When selecting roommates in college, many students are faced with the gamble of deciding who they wish to live with for an entire academic year often up to eight months in advance in order to secure good housing. This can either end well and result in a situation where lifelong friends are born out of TV binging sessions, late-night chats, and mutual support, or it can end badly where awkward situations often arise between people who don't get along. While I lived in four vastly different kinds of units during my four years of college, I learned one valuable lesson that I've used in my postgraduate housing selections as well: don't live with a group of best friends if you aren't as close to them as they are to each other.

This can really mean a number of things. If you're living in a three-person unit, don't live with two best friends. If you're going to live in a large house with a handful of people, make sure you're not the only odd one out. There are several reasons these kinds of arrangements can take a toll on you, between the effect on your your mental health, inevitable roommate disagreements, and your general sense of comfort in your own home.

I would get left out of activities going on in my own home, even though it was never in our housing contract that my roommates had to hang out with me.

Oftentimes people are looking for the best deal they can find and ignore important factors like the fact that some people have difficulty sharing a room or that a vast difference in values or responsibilities can lead to inevitable stress in the home. This can lead to a year of mental strife as you grapple with your place within the unit and see relationships fizzle before your very eyes.

Living with an established group of best friends presents its own mental-health obstacles. If you are a sensitive person who will feel left out if you're not invited to every roommate outing or included in movie nights, this arrangement will undoubtedly be challenging for you. It was for me — more than I like to admit. I realized that I had never felt worse about myself than I did when I would get left out of activities going on in my own home, even though it was never in our housing contract that my roommates had to hang out with me. If you don't do well with living a separate life from the joint one that the rest of your housemates are living, then living with established best friends will probably be a poor fit.

Roommate conflicts can present a challenge, too. Without a doubt, best friends will always take each other's sides, because that's what best friends are for. You might find yourself outnumbered when it comes to consent for party planning, or you might even just find out for the first time that a party is being held at your apartment via a Facebook invite. There's strength in big numbers, and there's a certain weakness in isolation in the world of roommates. If you aren't comfortable with often being the minority vote, you might want to consider a different living arrangement.

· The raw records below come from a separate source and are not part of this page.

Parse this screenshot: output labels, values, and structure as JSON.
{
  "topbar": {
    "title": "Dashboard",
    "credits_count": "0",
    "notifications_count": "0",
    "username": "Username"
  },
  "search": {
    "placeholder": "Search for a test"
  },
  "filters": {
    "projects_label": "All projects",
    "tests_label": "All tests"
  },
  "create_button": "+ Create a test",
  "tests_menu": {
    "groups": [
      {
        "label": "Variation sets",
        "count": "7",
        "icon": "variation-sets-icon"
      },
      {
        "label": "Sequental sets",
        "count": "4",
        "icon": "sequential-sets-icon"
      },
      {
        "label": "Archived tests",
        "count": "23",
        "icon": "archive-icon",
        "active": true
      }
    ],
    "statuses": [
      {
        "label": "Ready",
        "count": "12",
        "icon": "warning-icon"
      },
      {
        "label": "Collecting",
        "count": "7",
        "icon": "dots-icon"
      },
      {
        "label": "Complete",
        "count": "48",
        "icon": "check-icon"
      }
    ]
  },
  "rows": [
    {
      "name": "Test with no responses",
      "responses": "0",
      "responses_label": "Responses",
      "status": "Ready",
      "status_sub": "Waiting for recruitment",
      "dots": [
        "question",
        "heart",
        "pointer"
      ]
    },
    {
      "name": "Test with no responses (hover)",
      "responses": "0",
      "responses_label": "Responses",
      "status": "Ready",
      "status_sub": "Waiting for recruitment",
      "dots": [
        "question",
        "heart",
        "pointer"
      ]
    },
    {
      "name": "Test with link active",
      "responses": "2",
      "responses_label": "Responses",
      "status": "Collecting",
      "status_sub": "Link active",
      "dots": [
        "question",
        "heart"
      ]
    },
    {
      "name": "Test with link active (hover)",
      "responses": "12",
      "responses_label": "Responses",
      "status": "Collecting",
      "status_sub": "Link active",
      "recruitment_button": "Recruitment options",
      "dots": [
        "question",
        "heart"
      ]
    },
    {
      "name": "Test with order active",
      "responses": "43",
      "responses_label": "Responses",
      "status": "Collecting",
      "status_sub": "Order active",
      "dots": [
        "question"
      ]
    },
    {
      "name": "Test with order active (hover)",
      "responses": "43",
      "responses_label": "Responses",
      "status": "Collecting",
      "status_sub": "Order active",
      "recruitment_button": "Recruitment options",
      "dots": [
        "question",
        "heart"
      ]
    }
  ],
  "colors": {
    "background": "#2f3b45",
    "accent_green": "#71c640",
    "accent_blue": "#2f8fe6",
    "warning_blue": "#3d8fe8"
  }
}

Comfort, above all else, is really what's sacrificed when you realize your roommates are closer to each other than you will ever be to them. You might feel uncomfortable having guests in the common area, you might not want to be in the kitchen when they're there because the way that they talk to you is more formal than the way that they talk to each other, or you might find yourself coming back later and later after class or work just to avoid it all.

You always sign a new lease with high hopes. Even if you're already good friends with the best friends, you should still proceed with caution and think about all the possible outcomes. Sometimes, things will turn out fine and you'll all have an absolute blast living together, but other times, things could fall apart.

If you're already in a situation like this where you feel like the odd one out, there are things you can do. First, remember that your housemates putting you second doesn't mean you're second-rate. There are plenty of people in your life who love and support you, and you shouldn't alter your perception of your own worth based on the thoughts of a few people who you'll live with for a small period of time. Second, remind yourself how temporary it all is. Whether it's for a year or a Summer, it will end. And third, you should always remain kind and cordial to your housemates, even if they do make you feel left out sometimes. The fact of the matter is that they probably don't even know they're making you feel that way, and it's probably not their intent to do so. If you're feeling bothered, talking to them honestly about it can actually help form a new bond and a new way forward for you all as roommates. While you might never be their best friend, you can be someone who tried their best to foster a good relationship during the brief time you lived together.